Entitled, “Times Are Changing: Gender and Generation at Work and At Home,” the study surveyed 3,500 workers. The study is the only of its kind to provide 30+ year comparisons (from 1977 to 2008), of life on and off the job. The report is also supplemented by other public data to provide as broad and current a picture as possible.This year’s data is the latest addition to a survey that has been ongoing for 22 years. Because random groups of respondents are asked the same questions each time, it is possible to see how attitudes change.

The Results

The study have noticed significant trends with 'firsts'. According to lead author, Ellen Gallinsky: "There are many firsts in this study—the first time that younger men and women feel the same about job advancement and the first time that there is no statistically significant difference between men and women in their views of appropriate gender roles.”

Key Results

  • Women in dual-earner couples are contributing more to family income. In 1997 women contributed an average of 39% of annual family income. That figure rose to 44% in 2008. In 2008, 26% of women living in dual-earner couples had annual earnings at least 10 percentage points higher than that of spouses/partners, up from 15% in 1997.
  • Among Millennials (under 29 years old), women are just as likely as men to want jobs with greater responsibility. In 1992, 80% of men and 72% of women under the age of 29 wanted jobs with greater responsibility. Today the figure is 67% of men and 66% of women. The figure reached its low point for both genders in 1997.
  • There is no difference between young women with and without children in their desire to move to jobs with more responsibility. Whereas 60% of women under 29 with children and 78% of women without children wanted jobs with more responsibility in 1992, today the percentages are 69% (with children) and 66% (without children).
  • Men and women are both less likely to embrace traditional gender roles. Only 41% of employees in 2008 believe it is better “if the man earns the money and the woman takes care of the home and children,” down from 64% in 1977. The drop is even more pronounced among men (74% to 42% versus 52% to 39% of women). Now there is no statistical difference between men and women in their views.
  • Greater proportions of both men and women agree that employed women can be good mothers. In 1977, 49% of men agreed (strongly or somewhat) that a mother who works outside the home can have just as good a relationship with her children as a mother who does not work. Today, 67% agree. From 1977 to 2008, the percentage of women agreeing moved from 71% in to 80%. Both men and women who grew up with employed mothers exhibit greater acceptance of working mothers than those whose mothers did not work outside the home.
  • Employed fathers, especially Millennials, are spending more time with children today than their age counterparts did three decades ago, where as employed mothers’ time has not changed significantly. On average employed fathers of all ages spend 3.0 hours per workday with children under 13 today compared with 2.0 hours in 1977. For employed mothers of all ages, time spent with children has remained at 3.8 hours. Today’s Millennial fathers spend 4.3 hours per workday compared with the 2.4 hours spent by their age counterparts in 1977. Mothers under 29 today average 5.0 hours compared with 4.5 hours in 1977.
  • Men are taking more overall responsibility for the care of their children. In 1992, 21% of women said that their spouses or partners were taking as much or more responsibility for the care of their children as they were. By 2008, that percentage has risen to 31%.
  • Interestingly, 49% of men reported taking as much or more responsibility for the children as their wives, indicating a perception gap.
  • Changing gender roles appear to have increased the level of work life conflict experienced by men. Men’s work-life conflict has increased significantly from 34% in 1977 to 45% in 2008, while women’s work-life conflict has risen less dramatically and not significantly from 34% to 39%.
  • Fathers in dual-earner couples experience more work life conflict than mothers . In 1977, 35% reported experiencing some or a lot of conflict. In 2008, that figure has risen to 59%. The level of conflict experienced by mothers in dual-earner families has not changed significantly during that time period (41% in 1977 and 45% in 2008).

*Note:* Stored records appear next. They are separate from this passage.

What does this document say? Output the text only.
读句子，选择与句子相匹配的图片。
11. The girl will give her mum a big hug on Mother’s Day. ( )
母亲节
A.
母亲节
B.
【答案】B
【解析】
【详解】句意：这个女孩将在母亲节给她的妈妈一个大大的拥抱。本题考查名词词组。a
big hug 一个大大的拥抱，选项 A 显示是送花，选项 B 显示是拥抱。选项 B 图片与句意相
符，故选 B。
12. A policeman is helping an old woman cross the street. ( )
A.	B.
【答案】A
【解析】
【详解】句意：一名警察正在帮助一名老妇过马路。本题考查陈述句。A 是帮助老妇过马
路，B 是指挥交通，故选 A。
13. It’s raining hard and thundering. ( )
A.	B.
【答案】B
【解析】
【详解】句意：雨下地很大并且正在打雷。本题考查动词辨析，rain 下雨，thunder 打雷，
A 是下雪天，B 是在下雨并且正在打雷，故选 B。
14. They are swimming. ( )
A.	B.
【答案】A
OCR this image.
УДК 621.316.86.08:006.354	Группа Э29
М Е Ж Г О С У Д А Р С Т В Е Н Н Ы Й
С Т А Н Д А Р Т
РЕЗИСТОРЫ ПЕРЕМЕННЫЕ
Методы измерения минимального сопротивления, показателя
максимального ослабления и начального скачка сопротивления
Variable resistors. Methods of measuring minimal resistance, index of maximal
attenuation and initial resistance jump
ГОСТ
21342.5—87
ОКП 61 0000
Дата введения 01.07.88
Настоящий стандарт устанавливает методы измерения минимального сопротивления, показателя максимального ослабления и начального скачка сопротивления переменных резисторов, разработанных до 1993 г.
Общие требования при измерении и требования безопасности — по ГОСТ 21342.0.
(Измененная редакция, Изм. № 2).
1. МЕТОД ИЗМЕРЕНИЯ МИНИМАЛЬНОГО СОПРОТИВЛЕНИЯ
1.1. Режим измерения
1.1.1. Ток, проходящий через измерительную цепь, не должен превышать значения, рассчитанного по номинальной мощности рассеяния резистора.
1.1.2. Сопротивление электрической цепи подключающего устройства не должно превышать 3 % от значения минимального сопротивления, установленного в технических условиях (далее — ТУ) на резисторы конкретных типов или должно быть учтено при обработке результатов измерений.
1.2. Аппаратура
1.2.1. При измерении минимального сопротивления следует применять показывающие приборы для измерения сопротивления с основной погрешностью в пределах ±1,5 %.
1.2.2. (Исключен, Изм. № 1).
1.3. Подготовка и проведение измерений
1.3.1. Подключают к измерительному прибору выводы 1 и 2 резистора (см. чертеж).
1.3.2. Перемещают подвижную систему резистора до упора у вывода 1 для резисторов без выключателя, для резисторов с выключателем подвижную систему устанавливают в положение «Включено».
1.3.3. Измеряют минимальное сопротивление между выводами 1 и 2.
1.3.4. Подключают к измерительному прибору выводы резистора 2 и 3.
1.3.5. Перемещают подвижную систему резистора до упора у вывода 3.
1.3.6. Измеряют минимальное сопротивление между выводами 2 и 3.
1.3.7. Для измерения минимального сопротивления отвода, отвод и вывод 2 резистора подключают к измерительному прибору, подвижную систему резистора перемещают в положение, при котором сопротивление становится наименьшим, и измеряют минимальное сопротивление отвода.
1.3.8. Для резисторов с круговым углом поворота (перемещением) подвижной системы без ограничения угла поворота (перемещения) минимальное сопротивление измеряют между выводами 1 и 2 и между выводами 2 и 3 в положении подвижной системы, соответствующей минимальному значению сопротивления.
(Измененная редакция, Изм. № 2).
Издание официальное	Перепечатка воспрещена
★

The changes in attitudes and work/life balance trends may reflect the increased participation of women in the economy, which enhances women's sense of responsibility and authority within the household, and allowed men to take greater role in childcare and household chores. For men, taking care of children, cooking and cleaning has now become "socially desirable" according to the authors. And in a period of difficult economic conditions, women are feeling more empowered that they can contribute financially to household income.